If that hasn’t already scared the bejesus out of surfers, the page suggests that users trot along to StopBadware.org in double quick time and, “learn more about malware and how to protect yourself.”
The ‘interrupt page’ also offers options for users to return to the search page and select a different result, try another search, or – if they’re feeling brave/stupid enough – continue on to the potentially dodgy site.
In time, Google says it will replace the generic “DANGER WILL ROBINSON!” alerts with pages containing more specific information about the iffy Web sites.
285 million dodgy clicks a month
It is hoped that this new initiative will go some way to solving the problem that is partly created by the search engines themselves.
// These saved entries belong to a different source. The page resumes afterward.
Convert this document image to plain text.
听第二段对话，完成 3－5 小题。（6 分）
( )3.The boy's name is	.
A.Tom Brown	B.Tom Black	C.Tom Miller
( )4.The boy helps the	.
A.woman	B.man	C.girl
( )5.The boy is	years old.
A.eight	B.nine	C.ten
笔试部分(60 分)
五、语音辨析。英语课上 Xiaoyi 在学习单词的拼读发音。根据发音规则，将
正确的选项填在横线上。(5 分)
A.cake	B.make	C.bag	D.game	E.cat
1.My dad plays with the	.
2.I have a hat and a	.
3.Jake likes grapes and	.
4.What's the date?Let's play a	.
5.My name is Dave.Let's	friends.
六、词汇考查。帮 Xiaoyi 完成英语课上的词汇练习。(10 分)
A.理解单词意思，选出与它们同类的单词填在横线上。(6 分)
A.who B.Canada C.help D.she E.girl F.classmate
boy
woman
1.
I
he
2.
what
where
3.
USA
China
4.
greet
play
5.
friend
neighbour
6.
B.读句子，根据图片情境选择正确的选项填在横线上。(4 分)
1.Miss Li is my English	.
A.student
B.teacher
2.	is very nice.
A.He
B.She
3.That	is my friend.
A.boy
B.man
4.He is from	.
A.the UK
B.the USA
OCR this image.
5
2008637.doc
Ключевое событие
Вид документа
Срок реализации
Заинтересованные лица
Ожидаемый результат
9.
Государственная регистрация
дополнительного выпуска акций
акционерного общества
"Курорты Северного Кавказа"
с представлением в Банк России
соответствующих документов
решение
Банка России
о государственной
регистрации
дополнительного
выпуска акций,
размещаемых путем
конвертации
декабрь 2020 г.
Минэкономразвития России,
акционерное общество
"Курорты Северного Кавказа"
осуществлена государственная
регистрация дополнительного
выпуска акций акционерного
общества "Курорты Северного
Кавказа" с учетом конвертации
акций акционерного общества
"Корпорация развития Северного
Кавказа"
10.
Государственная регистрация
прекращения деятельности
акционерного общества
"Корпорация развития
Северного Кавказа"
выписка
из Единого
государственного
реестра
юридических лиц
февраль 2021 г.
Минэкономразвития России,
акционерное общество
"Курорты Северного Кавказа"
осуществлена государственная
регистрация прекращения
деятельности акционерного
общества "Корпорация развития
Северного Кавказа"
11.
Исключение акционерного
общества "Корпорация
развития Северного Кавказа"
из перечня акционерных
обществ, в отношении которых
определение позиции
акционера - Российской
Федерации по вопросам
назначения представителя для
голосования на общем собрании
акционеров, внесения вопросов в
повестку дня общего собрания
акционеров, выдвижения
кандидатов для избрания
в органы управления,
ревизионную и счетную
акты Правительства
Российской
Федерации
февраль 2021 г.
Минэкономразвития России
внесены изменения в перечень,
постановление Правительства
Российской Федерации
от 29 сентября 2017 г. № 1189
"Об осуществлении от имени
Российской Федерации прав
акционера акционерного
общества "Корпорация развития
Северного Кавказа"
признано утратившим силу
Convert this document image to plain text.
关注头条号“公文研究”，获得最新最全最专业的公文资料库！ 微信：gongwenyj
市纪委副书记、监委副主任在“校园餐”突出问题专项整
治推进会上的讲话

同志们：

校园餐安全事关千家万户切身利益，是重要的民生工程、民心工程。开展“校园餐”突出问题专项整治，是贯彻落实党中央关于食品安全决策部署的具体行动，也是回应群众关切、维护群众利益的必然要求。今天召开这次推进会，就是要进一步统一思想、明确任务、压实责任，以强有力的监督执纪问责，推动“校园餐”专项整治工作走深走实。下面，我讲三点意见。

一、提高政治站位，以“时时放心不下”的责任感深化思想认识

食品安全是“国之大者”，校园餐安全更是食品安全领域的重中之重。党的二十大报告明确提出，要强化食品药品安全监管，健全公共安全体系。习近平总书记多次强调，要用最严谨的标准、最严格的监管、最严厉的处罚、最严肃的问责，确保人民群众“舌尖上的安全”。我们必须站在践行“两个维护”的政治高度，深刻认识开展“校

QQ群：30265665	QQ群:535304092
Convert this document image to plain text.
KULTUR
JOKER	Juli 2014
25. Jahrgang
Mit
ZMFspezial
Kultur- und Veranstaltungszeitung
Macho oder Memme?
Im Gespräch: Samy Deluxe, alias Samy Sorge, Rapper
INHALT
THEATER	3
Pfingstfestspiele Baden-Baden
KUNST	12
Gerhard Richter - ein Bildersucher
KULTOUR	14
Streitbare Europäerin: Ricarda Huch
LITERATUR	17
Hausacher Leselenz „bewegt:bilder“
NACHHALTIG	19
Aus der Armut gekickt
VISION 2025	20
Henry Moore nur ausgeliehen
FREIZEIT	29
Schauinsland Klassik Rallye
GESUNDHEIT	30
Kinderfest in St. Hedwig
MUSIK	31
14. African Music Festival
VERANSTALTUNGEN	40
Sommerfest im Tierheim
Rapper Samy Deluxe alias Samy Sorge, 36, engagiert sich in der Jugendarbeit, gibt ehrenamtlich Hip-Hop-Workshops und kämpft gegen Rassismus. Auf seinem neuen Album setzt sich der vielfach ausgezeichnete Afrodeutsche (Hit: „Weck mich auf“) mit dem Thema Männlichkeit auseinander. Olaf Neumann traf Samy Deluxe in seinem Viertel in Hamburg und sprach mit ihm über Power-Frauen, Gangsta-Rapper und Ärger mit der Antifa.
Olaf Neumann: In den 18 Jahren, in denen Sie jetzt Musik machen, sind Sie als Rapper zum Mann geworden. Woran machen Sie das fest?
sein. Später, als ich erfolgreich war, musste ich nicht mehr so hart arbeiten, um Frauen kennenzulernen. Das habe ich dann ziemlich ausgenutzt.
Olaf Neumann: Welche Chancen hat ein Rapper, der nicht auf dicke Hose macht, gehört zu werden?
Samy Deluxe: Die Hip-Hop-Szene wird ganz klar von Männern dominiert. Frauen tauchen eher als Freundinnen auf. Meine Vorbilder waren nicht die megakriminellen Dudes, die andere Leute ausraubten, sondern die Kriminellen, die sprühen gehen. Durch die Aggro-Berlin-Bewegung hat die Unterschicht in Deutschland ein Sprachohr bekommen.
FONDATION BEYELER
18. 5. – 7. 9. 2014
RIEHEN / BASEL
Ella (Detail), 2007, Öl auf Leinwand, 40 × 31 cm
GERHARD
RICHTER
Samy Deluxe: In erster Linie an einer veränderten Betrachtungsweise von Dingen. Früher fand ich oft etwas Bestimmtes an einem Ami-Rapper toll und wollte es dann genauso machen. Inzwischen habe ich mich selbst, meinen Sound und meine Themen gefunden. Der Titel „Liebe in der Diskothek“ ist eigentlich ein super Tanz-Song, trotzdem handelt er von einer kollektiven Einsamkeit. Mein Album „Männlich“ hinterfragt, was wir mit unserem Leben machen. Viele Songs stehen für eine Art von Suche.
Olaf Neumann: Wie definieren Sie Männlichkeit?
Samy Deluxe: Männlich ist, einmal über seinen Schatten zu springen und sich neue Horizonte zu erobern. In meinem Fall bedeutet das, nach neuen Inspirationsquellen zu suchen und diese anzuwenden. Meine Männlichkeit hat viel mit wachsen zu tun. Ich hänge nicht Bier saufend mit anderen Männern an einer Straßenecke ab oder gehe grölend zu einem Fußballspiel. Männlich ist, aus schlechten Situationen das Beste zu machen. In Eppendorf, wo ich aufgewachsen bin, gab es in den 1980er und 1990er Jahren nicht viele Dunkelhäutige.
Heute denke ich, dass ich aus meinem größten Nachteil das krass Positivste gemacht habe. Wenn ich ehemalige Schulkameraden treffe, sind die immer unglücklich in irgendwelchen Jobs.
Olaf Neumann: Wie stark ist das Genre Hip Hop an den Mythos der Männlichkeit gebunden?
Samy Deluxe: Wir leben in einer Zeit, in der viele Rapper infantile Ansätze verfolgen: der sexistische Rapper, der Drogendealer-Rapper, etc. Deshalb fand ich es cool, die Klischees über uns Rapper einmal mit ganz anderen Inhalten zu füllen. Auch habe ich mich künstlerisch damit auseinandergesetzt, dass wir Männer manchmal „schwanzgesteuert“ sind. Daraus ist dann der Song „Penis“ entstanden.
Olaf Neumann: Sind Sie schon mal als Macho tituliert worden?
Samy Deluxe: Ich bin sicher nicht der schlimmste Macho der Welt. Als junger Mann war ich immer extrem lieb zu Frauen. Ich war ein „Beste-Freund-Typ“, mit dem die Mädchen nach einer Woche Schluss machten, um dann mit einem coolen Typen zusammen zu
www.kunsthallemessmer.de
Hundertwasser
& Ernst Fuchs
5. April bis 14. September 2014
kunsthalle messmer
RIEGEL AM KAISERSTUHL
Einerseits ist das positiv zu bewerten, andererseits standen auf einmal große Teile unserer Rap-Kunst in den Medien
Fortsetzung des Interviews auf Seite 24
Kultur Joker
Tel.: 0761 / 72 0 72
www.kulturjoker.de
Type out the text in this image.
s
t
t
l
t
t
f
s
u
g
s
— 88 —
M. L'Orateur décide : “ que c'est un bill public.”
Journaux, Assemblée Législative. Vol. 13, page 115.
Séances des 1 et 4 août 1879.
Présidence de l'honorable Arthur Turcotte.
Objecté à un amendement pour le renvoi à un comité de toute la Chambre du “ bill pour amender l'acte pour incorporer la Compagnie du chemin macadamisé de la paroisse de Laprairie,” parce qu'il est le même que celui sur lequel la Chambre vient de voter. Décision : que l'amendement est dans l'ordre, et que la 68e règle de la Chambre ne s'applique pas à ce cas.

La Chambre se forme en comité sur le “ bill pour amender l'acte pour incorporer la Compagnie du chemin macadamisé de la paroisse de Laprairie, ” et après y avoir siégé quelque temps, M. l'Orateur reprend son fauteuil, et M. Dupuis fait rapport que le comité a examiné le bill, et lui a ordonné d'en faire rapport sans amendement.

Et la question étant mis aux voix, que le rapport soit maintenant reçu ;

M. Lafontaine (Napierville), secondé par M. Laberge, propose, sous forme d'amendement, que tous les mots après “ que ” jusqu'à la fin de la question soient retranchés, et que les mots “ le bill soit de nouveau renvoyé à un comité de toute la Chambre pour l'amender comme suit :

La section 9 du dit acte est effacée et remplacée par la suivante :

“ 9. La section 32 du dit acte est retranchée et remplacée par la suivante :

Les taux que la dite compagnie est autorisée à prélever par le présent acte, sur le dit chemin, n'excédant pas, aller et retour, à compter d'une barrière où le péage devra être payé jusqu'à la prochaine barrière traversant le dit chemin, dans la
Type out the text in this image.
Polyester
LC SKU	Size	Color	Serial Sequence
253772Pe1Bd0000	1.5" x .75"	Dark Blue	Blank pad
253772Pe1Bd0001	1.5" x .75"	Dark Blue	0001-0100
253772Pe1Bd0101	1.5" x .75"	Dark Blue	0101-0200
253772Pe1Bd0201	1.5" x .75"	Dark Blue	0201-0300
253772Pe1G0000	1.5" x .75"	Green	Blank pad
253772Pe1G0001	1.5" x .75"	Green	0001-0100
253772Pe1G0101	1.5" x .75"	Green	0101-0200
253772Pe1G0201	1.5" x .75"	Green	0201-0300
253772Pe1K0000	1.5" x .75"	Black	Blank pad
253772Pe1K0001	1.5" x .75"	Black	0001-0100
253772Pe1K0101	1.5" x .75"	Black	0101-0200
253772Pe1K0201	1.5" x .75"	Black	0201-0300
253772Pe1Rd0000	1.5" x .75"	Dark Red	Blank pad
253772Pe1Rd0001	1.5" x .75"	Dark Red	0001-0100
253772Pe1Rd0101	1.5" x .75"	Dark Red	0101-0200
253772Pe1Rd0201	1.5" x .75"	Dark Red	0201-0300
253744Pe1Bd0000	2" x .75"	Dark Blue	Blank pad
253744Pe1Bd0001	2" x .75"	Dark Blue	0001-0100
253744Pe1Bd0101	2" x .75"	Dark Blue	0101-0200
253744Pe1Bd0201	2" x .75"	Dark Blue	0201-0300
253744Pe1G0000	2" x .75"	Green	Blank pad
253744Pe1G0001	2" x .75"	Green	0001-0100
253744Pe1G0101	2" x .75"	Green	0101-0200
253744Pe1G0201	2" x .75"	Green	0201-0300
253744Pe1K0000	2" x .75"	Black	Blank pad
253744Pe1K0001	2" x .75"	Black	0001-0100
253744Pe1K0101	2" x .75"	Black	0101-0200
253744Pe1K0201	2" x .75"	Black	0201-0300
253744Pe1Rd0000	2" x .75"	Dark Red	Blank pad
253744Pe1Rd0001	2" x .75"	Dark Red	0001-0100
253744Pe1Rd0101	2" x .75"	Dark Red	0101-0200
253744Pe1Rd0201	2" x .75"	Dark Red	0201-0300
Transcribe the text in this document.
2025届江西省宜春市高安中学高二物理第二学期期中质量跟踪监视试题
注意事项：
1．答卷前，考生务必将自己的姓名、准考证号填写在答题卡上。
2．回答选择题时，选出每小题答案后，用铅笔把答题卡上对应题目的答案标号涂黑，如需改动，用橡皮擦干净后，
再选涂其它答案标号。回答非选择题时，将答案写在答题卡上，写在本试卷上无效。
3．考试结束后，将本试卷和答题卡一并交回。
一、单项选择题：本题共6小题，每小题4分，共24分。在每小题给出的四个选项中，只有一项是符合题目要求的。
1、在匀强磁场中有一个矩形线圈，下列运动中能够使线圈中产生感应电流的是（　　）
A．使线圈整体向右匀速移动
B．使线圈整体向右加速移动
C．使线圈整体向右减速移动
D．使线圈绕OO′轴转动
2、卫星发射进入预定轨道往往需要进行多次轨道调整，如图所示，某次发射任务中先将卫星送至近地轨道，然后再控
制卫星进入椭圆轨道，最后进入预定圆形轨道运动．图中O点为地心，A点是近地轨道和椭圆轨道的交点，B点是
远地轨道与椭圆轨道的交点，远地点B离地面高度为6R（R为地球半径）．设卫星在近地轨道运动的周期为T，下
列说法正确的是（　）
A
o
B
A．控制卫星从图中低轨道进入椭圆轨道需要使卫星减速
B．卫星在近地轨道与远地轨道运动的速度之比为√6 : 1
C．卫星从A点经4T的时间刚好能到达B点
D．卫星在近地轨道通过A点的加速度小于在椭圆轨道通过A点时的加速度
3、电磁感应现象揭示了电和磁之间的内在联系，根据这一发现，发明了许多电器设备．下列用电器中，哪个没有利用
With search engine results routinely displaying links to sites stuffed full of spyware and adware, it is reckoned that US surfers arrive at on malicious sites about 285 million times per month – all from clicking on search results from the five major search engines.
Curtain twitching for surfers
John Palfrey, a professor at the Harvard Law School and one of the main movers behind the scheme, explained the Coalition’s motives: “We’re not going to say don’t do it. What we want to do is basically give people some more information about what might happen to their computer.”
Likening the scheme to a “Neighbourhood Watch” programme, the program is a collaborative effort between Harvard and Oxford University, and invites surfers to report sites that have malicious code on them whenever they find them.
All reported sites are then checked by a human before being flagged as a wrong ‘un.